Fractile, startup britannique spécialisée dans les semi-conducteurs pour l'intelligence artificielle, a annoncé une levée de fonds de 220 millions de dollars, soit environ 187 millions d'euros. L'entreprise se distingue de la majorité des acteurs du secteur en ne ciblant pas l'entraînement des modèles, mais leur inférence, c'est-à-dire l'exécution concrète des modèles une fois entraînés, notamment dans le cadre des agents IA autonomes qui doivent raisonner et agir en temps réel. Ce financement souligne une tension croissante dans l'écosystème IA : si les GPU de Nvidia dominent la phase d'entraînement, l'inférence à grande échelle représente un goulot d'étranglement distinct, à la fois en termes de coût, de latence et de consommation énergétique. Avec la montée en puissance des agents IA capables d'enchaîner des raisonnements complexes, la demande en puces optimisées pour cette couche d'exécution devient critique pour les entreprises qui déploient ces systèmes à grande échelle. Fractile s'inscrit dans une vague de startups cherchant à concurrencer Nvidia sur des segments spécifiques du marché des puces IA, comme Groq, Etched ou Cerebras. Le pari de se concentrer sur les agents plutôt que sur l'entraînement général reflète une conviction que l'ère des modèles fondamentaux cède progressivement la place à celle du déploiement applicatif. Ce tour de table permettra à l'entreprise d'accélérer le développement de son architecture propriétaire et de recruter dans un marché des talents semi-conducteurs très compétitif.

UEUne startup britannique spécialisée en puces d'inférence IA pourrait offrir aux entreprises européennes une alternative crédible à Nvidia pour le déploiement d'agents IA à grande échelle, réduisant partiellement leur dépendance aux fournisseurs américains.

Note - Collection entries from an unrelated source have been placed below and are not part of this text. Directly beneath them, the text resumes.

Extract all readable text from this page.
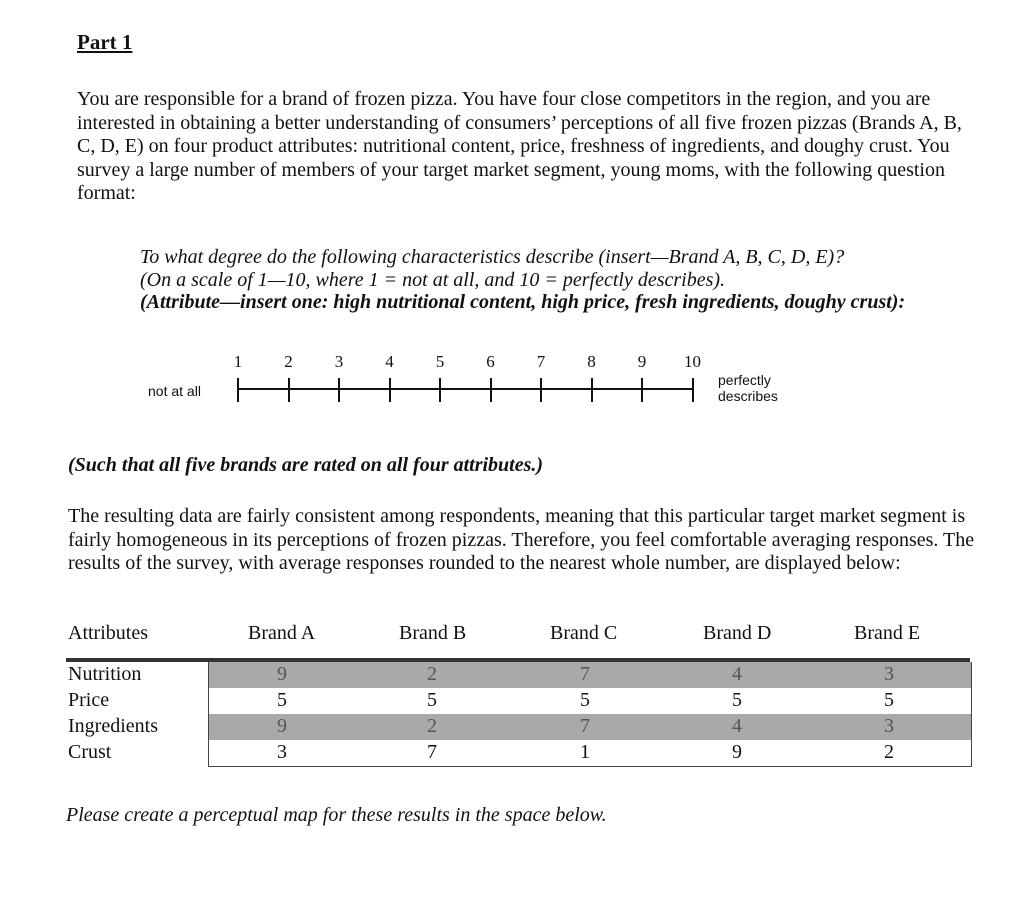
Part 1

You are responsible for a brand of frozen pizza. You have four close competitors in the region, and you are interested in obtaining a better understanding of consumers’ perceptions of all five frozen pizzas (Brands A, B, C, D, E) on four product attributes: nutritional content, price, freshness of ingredients, and doughy crust. You survey a large number of members of your target market segment, young moms, with the following question format:

To what degree do the following characteristics describe (insert—Brand A, B, C, D, E)?
(On a scale of 1—10, where 1 = not at all, and 10 = perfectly describes).
(Attribute—insert one: high nutritional content, high price, fresh ingredients, doughy crust):
not at all
1	2	3	4	5	6	7	8	9	10
perfectly
describes
(Such that all five brands are rated on all four attributes.)

The resulting data are fairly consistent among respondents, meaning that this particular target market segment is fairly homogeneous in its perceptions of frozen pizzas. Therefore, you feel comfortable averaging responses. The results of the survey, with average responses rounded to the nearest whole number, are displayed below:

Attributes	Brand A	Brand B	Brand C	Brand D	Brand E
Nutrition	9	2	7	4	3
Price	5	5	5	5	5
Ingredients	9	2	7	4	3
Crust	3	7	1	9	2
Please create a perceptual map for these results in the space below.
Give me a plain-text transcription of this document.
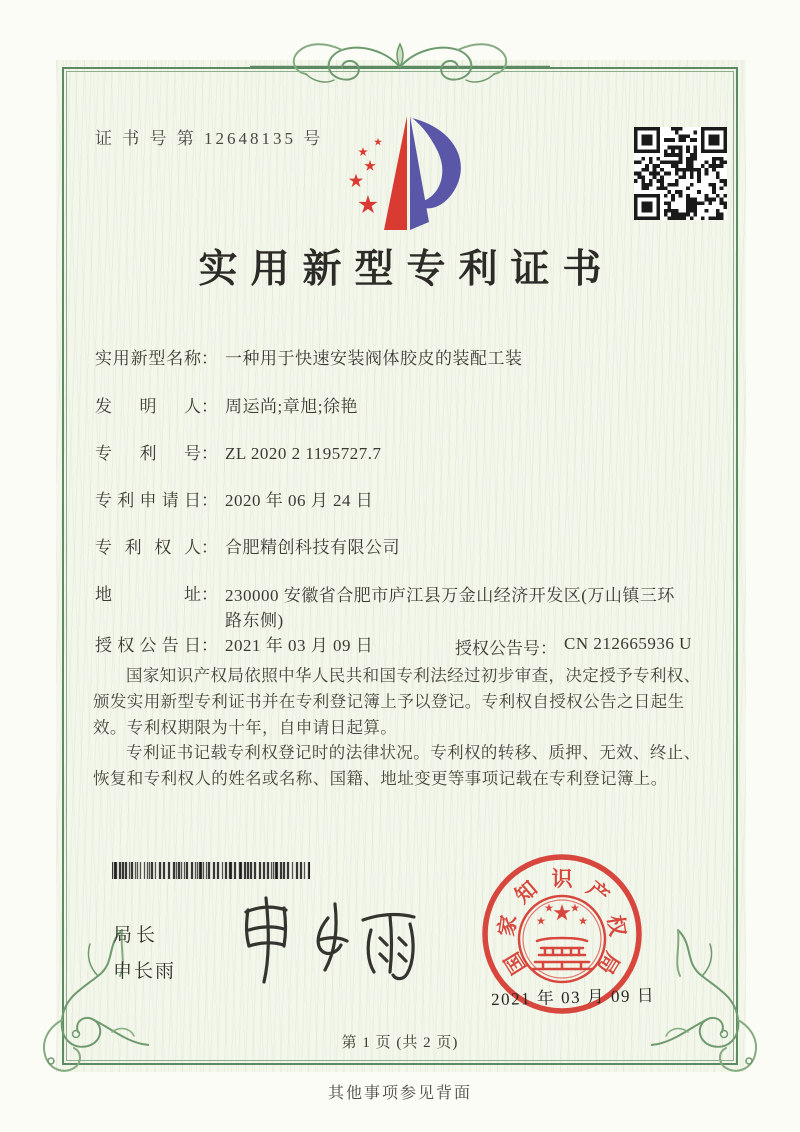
证 书 号 第 12648135 号
实用新型专利证书
实用新型名称： 一种用于快速安装阀体胶皮的装配工装
发明人： 周运尚;章旭;徐艳
专利号： ZL 2020 2 1195727.7
专利申请日： 2020 年 06 月 24 日
专利权人： 合肥精创科技有限公司
地址： 230000 安徽省合肥市庐江县万金山经济开发区(万山镇三环路东侧)
授权公告日： 2021 年 03 月 09 日	授权公告号： CN 212665936 U

国家知识产权局依照中华人民共和国专利法经过初步审查，决定授予专利权、颁发实用新型专利证书并在专利登记簿上予以登记。专利权自授权公告之日起生效。专利权期限为十年，自申请日起算。

专利证书记载专利权登记时的法律状况。专利权的转移、质押、无效、终止、恢复和专利权人的姓名或名称、国籍、地址变更等事项记载在专利登记簿上。

局长
申长雨	国
家
知 识 产
权
局
2021 年 03 月 09 日
第 1 页 (共 2 页)
其他事项参见背面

💬 L'inférence, c'est le vrai goulot d'étranglement qu'on sous-estime depuis des années, et là Fractile met presque 200M€ sur la table pour s'y attaquer en ciblant spécifiquement les agents. C'est le bon timing, parce qu'un agent qui enchaîne dix appels LLM pour accomplir une tâche, ça coûte une fortune en latence et en énergie avec des GPU pensés pour l'entraînement. Bon, sur le papier c'est solide, mais le cimetière des startups chips anti-Nvidia est bien fourni, alors reste à voir si l'architecture tient quand les clients arrivent en prod.